Clouds and water vapor are an integral component of the Earth’s radiation budget as they modulate the shortwave and longwave radiation at variety of spatial and temporal scales. The radiative impacts of clouds and water vapor are poorly represented in Earth System Model (ESM) used for predicting the future climate, thereby leading to model errors.

Characterizing the effect of water vapor and clouds on radiative fluxes is an important step to understand the long-term impact of clouds on climate. Clouds affect incoming and outgoing radiation through their macro-physical and micro-physical properties.

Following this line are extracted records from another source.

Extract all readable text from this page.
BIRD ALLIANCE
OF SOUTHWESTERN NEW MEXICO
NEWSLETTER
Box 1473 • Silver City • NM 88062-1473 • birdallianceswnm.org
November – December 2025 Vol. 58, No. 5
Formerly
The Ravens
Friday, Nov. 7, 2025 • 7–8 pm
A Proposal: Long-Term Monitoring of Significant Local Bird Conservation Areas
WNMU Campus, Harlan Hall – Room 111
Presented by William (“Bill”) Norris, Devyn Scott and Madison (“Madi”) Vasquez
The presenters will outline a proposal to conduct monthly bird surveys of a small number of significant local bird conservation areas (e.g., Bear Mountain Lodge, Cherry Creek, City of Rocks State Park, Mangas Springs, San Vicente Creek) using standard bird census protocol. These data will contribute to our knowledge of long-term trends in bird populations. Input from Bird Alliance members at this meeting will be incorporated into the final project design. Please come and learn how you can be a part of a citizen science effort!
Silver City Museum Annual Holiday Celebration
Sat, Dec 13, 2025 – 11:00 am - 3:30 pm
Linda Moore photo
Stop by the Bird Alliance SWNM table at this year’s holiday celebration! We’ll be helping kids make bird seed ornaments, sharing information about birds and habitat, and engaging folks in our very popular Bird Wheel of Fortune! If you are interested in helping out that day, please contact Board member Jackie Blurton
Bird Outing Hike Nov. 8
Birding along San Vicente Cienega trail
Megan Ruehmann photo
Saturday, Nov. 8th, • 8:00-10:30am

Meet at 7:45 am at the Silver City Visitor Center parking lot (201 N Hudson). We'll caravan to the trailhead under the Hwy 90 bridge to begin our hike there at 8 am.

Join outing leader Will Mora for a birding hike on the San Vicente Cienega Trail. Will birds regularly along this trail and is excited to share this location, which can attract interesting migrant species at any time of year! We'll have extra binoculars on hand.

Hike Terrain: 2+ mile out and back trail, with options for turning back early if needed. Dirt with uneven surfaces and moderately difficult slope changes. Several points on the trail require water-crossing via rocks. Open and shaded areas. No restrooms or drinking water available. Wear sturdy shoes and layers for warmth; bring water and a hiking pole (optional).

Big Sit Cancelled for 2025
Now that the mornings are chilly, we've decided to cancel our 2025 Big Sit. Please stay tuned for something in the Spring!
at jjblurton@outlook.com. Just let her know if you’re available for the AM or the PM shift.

They regulate how much radiation reaches the surface by reflecting solar radiation and emitting longwave radiation. Besides the surface effects, there is a complex interaction in the boundary layer that involves the exchange of radiation between the cloud top and the free troposphere and cloud top and the surface layer. For example, low-level marine clouds reflect much greater amount of solar radiation back to space as compared to the ocean surface, thereby cooling the Earth’s surface during their presence. On the other hand, cirrus clouds can have heating or warming effect depending on the season and location.

In this work we calculate longwave and shortwave fluxes from 7 years of data collected at the Eastern North Atlantic (ENA) site. The observed and retrieved profiles of atmospheric vapor, temperature, clouds, and drizzle properties are used as an input to the Rapid Radiative Transfer Model (RRTM). Profiles of radiative fluxes between the surface and the Top of the Atmosphere (TOA) are calculated at a 1-minute temporal and 50 m vertical resolution. The radiative flux profiles are averaged to hourly timescale for further analysis. The RRTM calculated downwelling fluxes at the surface are compared to surface observations made at the site. Uncertainties in the input parameters (observations and retrievals) that affect RRTM flux calculations are examined with particular attention to the impact of cirrus clouds on the TOA fluxes. Uncertainties in the retrieved cloud and drizzle liquid water path also have an effect on the calculated fluxes and are examined.

After quantifying uncertainties, we estimate the annual and diurnal cycles of cloud radiative forcing at the TOA and at the surface and presents a climatology of cloud top radiative cooling at the site. Because of the variety of conditions experienced at the site, the analysis provides a quantification of the regional cloud conditions affecting radiation in the Eastern North Atlantic.